Fundação Nacional do Índio será integrada à pasta a ser comandada por Sonia Guajajara, líder indigena que foi oposição de Xavier durante a gestão Bolsonaro
Em ritmo de fim de festa, o Diário Oficial da União publica nesta quinta-feira a exoneração do presidente da Fundação Nacional do Índio (Funai), Marcelo Augusto Xavier. No governo do presidente eleito Luiz Inácio Lula da Silva o órgão será integrado ao novo Ministério dos Povos Originários a ser comandado pela líder indígena Sonia Guajajara, perseguida por Xavier assim como outras lideranças durante a gestão de Jair Bolsonaro.
Entre as polêmicas que colecionou no cargo, Xavier não demarcou nenhum centímetro de terra indígena, promessa de campanha de Bolsonaro. Ele ainda pediu a Polícia Federal que abrisse um inquérito para investigar Sonia e outros ativistas da Articulação dos Povos Indígenas do Brasil (Apib) por acusações que difamaram o governo federal durante a série na web “Maracá”, em 2020, pela defesa dos povos indígenas e contra violações de direitos cometidas contra esses nativos durante a pandemia da Covid-19.
Há duas semanas, a Polícia Federal cumpriu mandados de busca e apreensão na sede da Funai, em Brasília, e na casa do coordenador geral de índios isolados, Geovânio Katukina, em ação contra desmatamento e grilagem de terras na Terra Indígena Ituna-Itatá, localizada no sudeste do Pará. Policiais estiveram no andar onde está localizada a diretoria de proteção territorial do órgão. Foram apreendidos documentos, computadores, celulares e pen drives. O material será analisado pela PF, para reforçar a investigação.

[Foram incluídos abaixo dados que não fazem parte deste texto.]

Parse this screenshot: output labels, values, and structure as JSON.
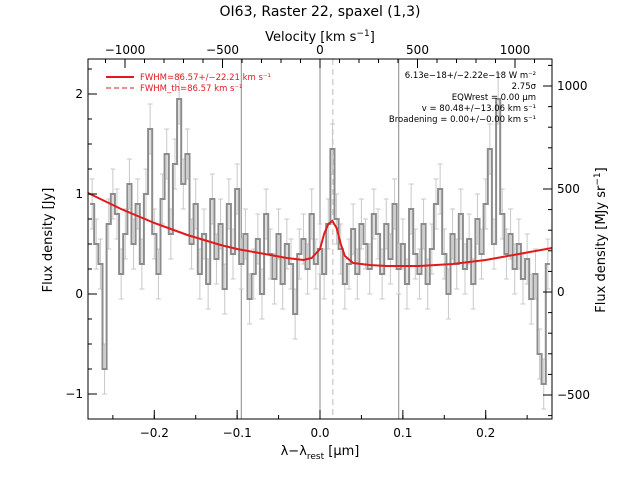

Numa conversa gravada pela Polícia Federal, revelada pelo GLOBO, Xavier parece acobertar um crime cometido por Jussielson Silva, coordenador da Funai na cidade de Ribeirão Cascalheira (MT). Silva foi preso sob a acusação de cobrar propina para alugar pastos na reserva indígena Marãiwatsédé, uma área espalhada por três municípios mato-grossenses onde vivem quase 800 xavantes em mais de dez aldeias indígenas.
Xavier também nomeou no início de sua gestão, em 2019, o pastor Ricardo Lopes Dias para chefiar a coordenação de índios isolados da Fundação Nacional do Índio (Funai), a CGIIRC, no lugar do indigenista Bruno Pereira, assassinado junto ao jornalista inglês Dom Phillips, em junho deste ano, no Vale do Javari. Ele acabou exonerado após denúncias do GLOBO. Nomeado em fevereiro após uma manobra no regimento interno da Funai para ser o responsável pela proteção de povos isolados, Dias Lopes continuou ligado a missões evangelizadoras de indígenas.
A Funai sempre afirmou que seu coordenador havia se desvinculado de projetos missionários há mais de 10 anos, onde atuou pela Missão Novas Tribos do Brasil (MNTB), mas registros levantados pelo GLOBO e depoimentos de índios que trabalharam com o pastor revelaram uma atuação de bastidores do religioso, com foco na formação de futuros ministros que dariam a continuidade ao trabalho por ele iniciado.
Entre as muitas atuações desastrosas e incompatíveis com o cargo que ocupava, Ricardo Lopes Dias foi acusado, recentemente, de tentar quebrar a quarentena da Covid-19 e indicou missionários para área de índios isolados. O caso foi denunciado pela ex-chefe de proteção no Vale do Javari Idnilda Obando, em ofício enviado ao Ministério Público Federal (MPF) e à Diretoria de Proteção Territorial da Funai, revelado pelo GLOBO.
No documento, a servidora cobrou da diretoria da Funai medidas contra o coordenador a quem chama de “ameaça à política pública do não contato aos índios isolados” e o acusa de “proselitismo religioso junto aos indígenas recém-contatados”.